I am working slowly through this course, doing both the assignments and the "finger exercises" in the book. I am now on finger exercise 3.2, which gives a string of numbers separated by commas, and asks they be added togther. The book demonstrates how to do this with a string not separated by commas. The lectures have shown how to do it with a list. A string separated by commas is something I have not seen an example of. Did I miss it? Is the expectation to Google it? I don't mind doing that, I'm just wondering whether I missed something...
BTW, sorry for the double post (I put it in Comp Sci, not realizing there is a separate space for the MIT 6.00). It's a wonder I can tie my shoes let alone program, but I struggle through.
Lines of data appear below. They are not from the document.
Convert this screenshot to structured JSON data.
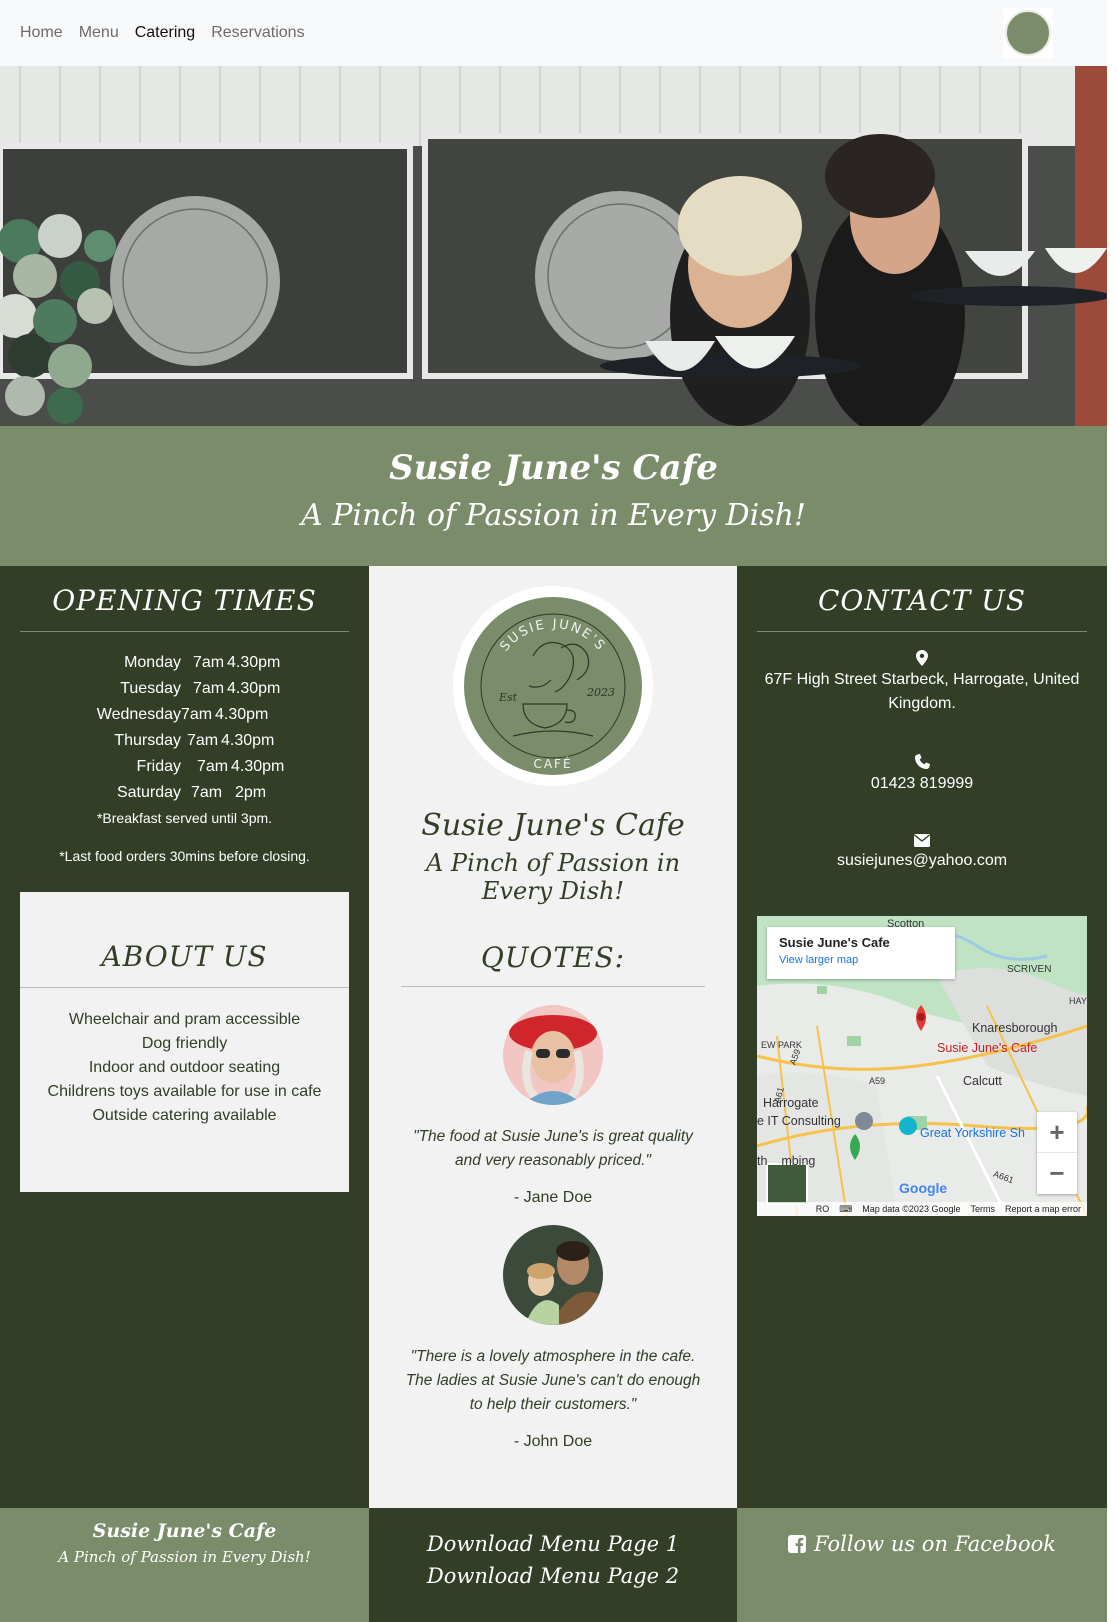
{
  "nav": {
    "items": [
      {
        "label": "Home"
      },
      {
        "label": "Menu"
      },
      {
        "label": "Catering"
      },
      {
        "label": "Reservations"
      }
    ]
  },
  "brand": {
    "name": "Susie June's Cafe",
    "tagline": "A Pinch of Passion in Every Dish!",
    "logo_text_top": "SUSIE JUNE'S",
    "logo_text_bottom": "CAFÉ",
    "logo_est": "Est",
    "logo_year": "2023"
  },
  "colors": {
    "sage": "#7a8c6a",
    "dark_green": "#333e27",
    "light_gray": "#f2f2f2"
  },
  "opening": {
    "heading": "OPENING TIMES",
    "rows": [
      {
        "day": "Monday",
        "open": "7am",
        "close": "4.30pm"
      },
      {
        "day": "Tuesday",
        "open": "7am",
        "close": "4.30pm"
      },
      {
        "day": "Wednesday",
        "open": "7am",
        "close": "4.30pm"
      },
      {
        "day": "Thursday",
        "open": "7am",
        "close": "4.30pm"
      },
      {
        "day": "Friday",
        "open": "7am",
        "close": "4.30pm"
      },
      {
        "day": "Saturday",
        "open": "7am",
        "close": "2pm"
      }
    ],
    "note1": "*Breakfast served until 3pm.",
    "note2": "*Last food orders 30mins before closing."
  },
  "about": {
    "heading": "ABOUT US",
    "items": [
      "Wheelchair and pram accessible",
      "Dog friendly",
      "Indoor and outdoor seating",
      "Childrens toys available for use in cafe",
      "Outside catering available"
    ]
  },
  "quotes": {
    "heading": "QUOTES:",
    "items": [
      {
        "text": "\"The food at Susie June's is great quality and very reasonably priced.\"",
        "author": "- Jane Doe"
      },
      {
        "text": "\"There is a lovely atmosphere in the cafe. The ladies at Susie June's can't do enough to help their customers.\"",
        "author": "- John Doe"
      }
    ]
  },
  "contact": {
    "heading": "CONTACT US",
    "address": "67F High Street Starbeck, Harrogate, United Kingdom.",
    "phone": "01423 819999",
    "email": "susiejunes@yahoo.com",
    "icons": {
      "address": "map-pin-icon",
      "phone": "phone-icon",
      "email": "envelope-icon"
    }
  },
  "map": {
    "card_title": "Susie June's Cafe",
    "card_link": "View larger map",
    "labels": {
      "scotton": "Scotton",
      "scriven": "SCRIVEN",
      "knaresborough": "Knaresborough",
      "cafe": "Susie June's Cafe",
      "calcutt": "Calcutt",
      "harrogate": "Harrogate",
      "it": "e IT Consulting",
      "gys": "Great Yorkshire Sh",
      "climbing": "th    mbing",
      "park": "EW PARK",
      "a59": "A59",
      "a59b": "A59",
      "a61": "A61",
      "a661": "A661",
      "hay": "HAY"
    },
    "zoom_in": "+",
    "zoom_out": "−",
    "google": "Google",
    "footer": {
      "ro": "RO",
      "data": "Map data ©2023 Google",
      "terms": "Terms",
      "report": "Report a map error"
    }
  },
  "footer": {
    "name": "Susie June's Cafe",
    "tagline": "A Pinch of Passion in Every Dish!",
    "menu1": "Download Menu Page 1",
    "menu2": "Download Menu Page 2",
    "facebook": "Follow us on Facebook"
  }
}
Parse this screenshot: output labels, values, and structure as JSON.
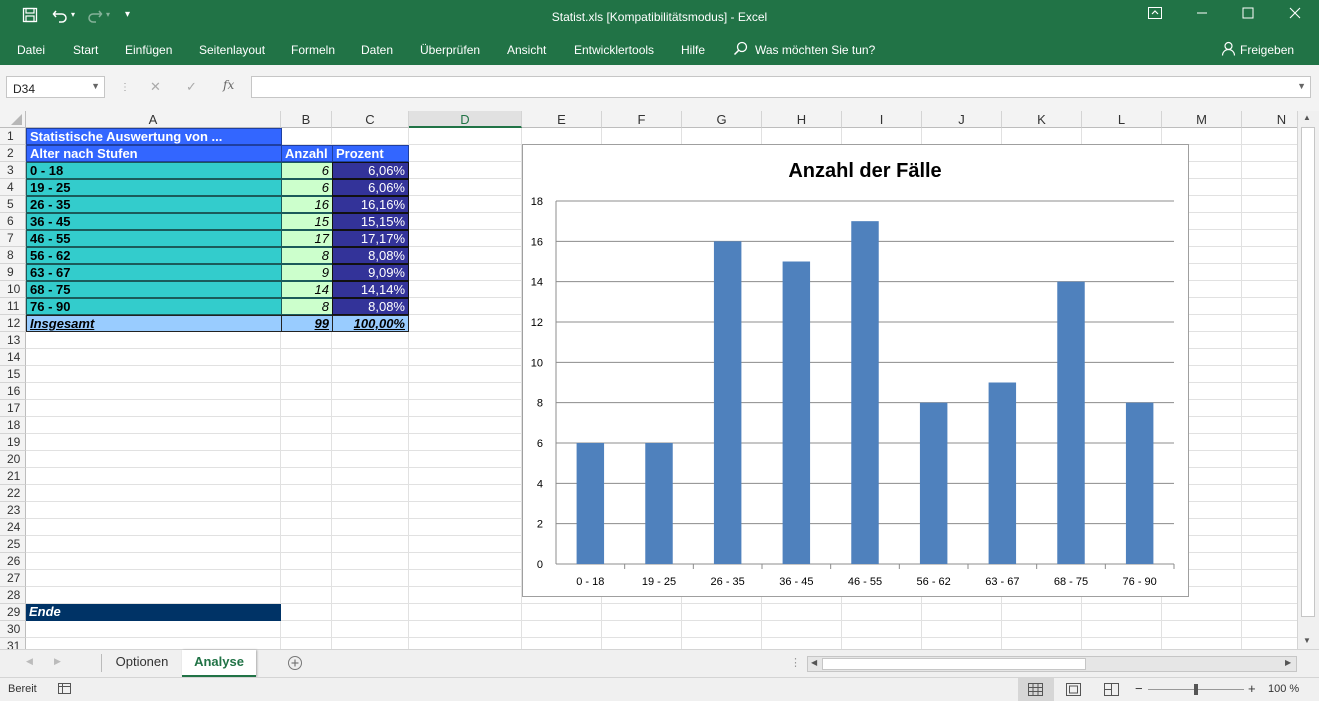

i would think that you have to put those strings into a data structure. either a list, or a tuple or a dictionary or a set. a sequence data type most likely. perhaps the split() string method might help. http://docs.python.org/2.7/library/stdtypes.html#str.split And a walk thru the Tutorial in the help docs wouldn't hurt: http://docs.python.org/2.7/tutorial/index.html
bwCA, Thanks. I did wind up using .split on the string to generate an equivalent list of floats. It just seemed the data could have been provided in list form to begin with as easily as string form, so converting from string to list seemed like possibly missing the point. Especially since I don't recall the professor or TA talking about such conversions. But that is what I did and it worked. Thanks!
The purpose of the course is not to teach you the Python programming language - it is to teach you computer science and programming methods. They expect you to avail yourself to the wealth of help and documentation available for the language itself.